Future studies should address several questions. The first concern is to explore the specific fungal community patterns and changes in these patterns in the different stages of HCC to identify the most critical functional fungi in the HCC immunomodulatory network. Such information can be gained by using advanced sequencing technologies and conducting a series of clinical trials. Second, the current understanding of the exact mechanisms underlying the roles of CLRs on the immune cell surface and antifungal immunity in cancer is still limited. Therefore, exploring the combined effects of different CLRs on the regulation of immune cell functions, the relevant specific mechanisms, and the interactions of different CLRs with antitumor pathways could support their use as new therapeutic drug targets and thus advance antitumor therapy research. In addition, the human body is home to a large number of bacteria, fungi, and viruses. Previous studies have often considered only one of these types of microbe in relation to human health, while in reality, they interact with each other throughout the body. It is also significant to understand how these microbes mutually interact with each other and influence the development of cancer. Moreover, existing fungal databases have fewer total sequences than bacterial databases. In addition, the accuracy of the classification information is insufficient, the data management is lacking, and fungus polymorphisms have caused different studies to identify the same ITS sequence as two different fungi, all of which increase research error. Therefore, improving the fungal databases by improving the information and using more accurate fungal identification methods is key for future microbiological research.

Data Sharing Statement

The data used to support the results of this study are available from TCGA (https://portal.gdc.cancer.gov), the Assistant for Clinical Bioinformatics database (https://www.aclbi.com/static/index.html#/), and the TIMER platform (https://cistrome.shinyapps.io/timer/). Further inquiries can be directed to the corresponding authors.

Ethical Approval

All data for our study were obtained from public databases, as shown in the Material and Methods.

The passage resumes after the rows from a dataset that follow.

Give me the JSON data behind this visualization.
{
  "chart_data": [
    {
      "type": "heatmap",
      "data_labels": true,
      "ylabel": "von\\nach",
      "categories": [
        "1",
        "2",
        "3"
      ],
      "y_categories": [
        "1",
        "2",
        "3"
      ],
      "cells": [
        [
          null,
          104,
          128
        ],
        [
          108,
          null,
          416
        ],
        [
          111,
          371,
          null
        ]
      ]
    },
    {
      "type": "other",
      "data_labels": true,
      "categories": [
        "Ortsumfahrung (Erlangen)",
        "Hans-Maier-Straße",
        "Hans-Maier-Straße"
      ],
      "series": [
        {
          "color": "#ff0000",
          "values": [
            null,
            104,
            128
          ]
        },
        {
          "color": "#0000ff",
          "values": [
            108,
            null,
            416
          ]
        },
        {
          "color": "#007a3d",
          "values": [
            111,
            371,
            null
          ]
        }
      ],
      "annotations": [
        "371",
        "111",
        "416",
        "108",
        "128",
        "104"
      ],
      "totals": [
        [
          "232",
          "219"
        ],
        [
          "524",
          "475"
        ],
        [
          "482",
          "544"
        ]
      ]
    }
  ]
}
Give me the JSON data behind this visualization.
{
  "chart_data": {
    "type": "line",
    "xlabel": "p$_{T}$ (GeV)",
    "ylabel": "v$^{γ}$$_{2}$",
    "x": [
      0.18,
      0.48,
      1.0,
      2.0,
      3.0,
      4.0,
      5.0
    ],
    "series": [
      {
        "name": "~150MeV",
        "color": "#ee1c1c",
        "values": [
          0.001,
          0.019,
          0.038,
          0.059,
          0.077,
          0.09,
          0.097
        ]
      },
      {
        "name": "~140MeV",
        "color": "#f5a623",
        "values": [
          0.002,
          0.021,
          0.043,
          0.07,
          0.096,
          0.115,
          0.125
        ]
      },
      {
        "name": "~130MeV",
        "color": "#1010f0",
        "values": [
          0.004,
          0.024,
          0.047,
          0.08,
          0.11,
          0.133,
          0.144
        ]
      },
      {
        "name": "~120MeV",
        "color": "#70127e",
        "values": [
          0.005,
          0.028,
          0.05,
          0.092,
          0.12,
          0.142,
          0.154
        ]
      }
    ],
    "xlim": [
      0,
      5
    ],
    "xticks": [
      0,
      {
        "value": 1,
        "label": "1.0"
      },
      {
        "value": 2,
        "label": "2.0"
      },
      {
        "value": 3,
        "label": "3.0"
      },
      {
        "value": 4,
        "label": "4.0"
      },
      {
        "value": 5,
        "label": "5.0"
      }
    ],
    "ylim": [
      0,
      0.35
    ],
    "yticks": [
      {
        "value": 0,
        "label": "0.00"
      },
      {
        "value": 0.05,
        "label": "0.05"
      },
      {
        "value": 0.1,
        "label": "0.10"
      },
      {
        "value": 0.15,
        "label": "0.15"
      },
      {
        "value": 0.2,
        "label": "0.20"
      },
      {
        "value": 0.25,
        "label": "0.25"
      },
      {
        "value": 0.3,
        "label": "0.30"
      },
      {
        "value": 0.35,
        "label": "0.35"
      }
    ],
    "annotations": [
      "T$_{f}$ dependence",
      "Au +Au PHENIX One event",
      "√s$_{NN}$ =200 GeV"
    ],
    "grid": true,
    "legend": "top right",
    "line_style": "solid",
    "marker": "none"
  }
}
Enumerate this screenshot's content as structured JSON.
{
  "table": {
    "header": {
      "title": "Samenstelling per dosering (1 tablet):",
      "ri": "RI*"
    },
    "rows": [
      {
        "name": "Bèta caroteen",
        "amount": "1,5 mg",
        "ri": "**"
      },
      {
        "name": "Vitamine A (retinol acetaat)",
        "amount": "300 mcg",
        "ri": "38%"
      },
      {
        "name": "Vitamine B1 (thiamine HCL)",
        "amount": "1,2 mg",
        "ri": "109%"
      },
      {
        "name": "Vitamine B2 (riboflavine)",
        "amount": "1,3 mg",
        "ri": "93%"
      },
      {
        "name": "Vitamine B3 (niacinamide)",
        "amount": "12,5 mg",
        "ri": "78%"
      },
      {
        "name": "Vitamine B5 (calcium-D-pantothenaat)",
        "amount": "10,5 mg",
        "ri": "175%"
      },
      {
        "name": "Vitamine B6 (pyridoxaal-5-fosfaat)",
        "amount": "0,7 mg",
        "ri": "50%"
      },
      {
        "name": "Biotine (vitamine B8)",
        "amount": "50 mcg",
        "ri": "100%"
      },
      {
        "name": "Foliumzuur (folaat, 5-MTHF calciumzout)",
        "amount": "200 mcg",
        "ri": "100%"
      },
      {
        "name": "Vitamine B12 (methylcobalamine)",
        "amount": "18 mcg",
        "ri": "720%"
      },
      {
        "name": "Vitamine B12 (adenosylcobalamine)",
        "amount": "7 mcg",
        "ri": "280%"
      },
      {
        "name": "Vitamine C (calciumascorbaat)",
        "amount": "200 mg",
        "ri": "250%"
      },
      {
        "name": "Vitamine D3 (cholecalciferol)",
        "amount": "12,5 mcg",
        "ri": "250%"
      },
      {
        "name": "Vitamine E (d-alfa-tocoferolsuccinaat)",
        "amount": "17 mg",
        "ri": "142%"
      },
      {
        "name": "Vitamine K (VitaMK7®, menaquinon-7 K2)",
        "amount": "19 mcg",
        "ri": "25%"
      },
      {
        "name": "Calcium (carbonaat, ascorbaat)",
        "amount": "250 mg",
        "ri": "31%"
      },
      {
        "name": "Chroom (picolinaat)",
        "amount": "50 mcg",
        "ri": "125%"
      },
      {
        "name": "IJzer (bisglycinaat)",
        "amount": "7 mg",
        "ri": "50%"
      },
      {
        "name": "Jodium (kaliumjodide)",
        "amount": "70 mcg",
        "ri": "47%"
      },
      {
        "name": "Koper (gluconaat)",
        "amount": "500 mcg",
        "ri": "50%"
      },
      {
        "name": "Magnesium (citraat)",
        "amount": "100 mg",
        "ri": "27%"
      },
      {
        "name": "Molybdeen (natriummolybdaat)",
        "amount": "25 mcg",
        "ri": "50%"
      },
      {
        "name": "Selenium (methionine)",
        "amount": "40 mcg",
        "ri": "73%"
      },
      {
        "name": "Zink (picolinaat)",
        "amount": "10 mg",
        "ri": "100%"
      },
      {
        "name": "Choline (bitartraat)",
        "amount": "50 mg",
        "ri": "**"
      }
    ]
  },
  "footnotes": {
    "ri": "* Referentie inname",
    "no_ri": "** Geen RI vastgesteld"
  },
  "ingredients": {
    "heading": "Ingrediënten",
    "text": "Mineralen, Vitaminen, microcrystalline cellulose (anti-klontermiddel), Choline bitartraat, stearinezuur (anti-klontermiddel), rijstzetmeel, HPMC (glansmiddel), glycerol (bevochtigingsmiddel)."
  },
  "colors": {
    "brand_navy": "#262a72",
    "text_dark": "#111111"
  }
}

Nevertheless, we need to state that all of our studies involving human data were performed in accordance with the Declaration of Helsinki and with the approval of the Committee on Ethics of Affiliated Drum Tower Hospital of Nanjing University Medical School. All patients who donated tissues have provided informed consent.

Acknowledgments

The authors would like to acknowledge the technical assistance provided by the staff of the Department of Hepatobiliary Surgery, The Affiliated Drum Tower Hospital of Nanjing University Medical School, Nanjing, China. We would like to thank SpringNature for English language editing. The graphical figure was generated by Figdraw (www.figdraw.com).

Author Contributions

All authors made substantial contributions to conception and design, acquisition of data, or analysis and interpretation of data; took part in drafting the article or revising it critically for important intellectual content; agreed to submit to the current journal; gave final approval of the version to be published; and agree to be accountable for all aspects of the work.

Funding

This work was funded by the National Natural Science Foundation of China (82270646, 81872359), Jiangsu Provincial Key Research and Development (BE2020752), Key Scientific Research Project of Jiangsu Provincial Health Commission (ZDA2020002), the Nanjing health science and technology development project for Distinguished Young Scholars (JQX19002), the Fundamental Research Funds for the Central Universities (0214-14380510), Project of Modern Hospital Management and Development Institute, Nanjing University and Aid project of Nanjing Drum Tower Hospital Health, Education & Research Foundation (NDYG2022057), funding for Clinical Trials from the Affiliated Drum Tower Hospital, Medical School of Nanjing University (2022-LCYJ-PY-35), the Chen Xiao-ping Foundation for the Development of Science and Technology of Hubei Province, China (CXPJJH121001-2021073).

Disclosure

The authors have declared that no competing interests exist.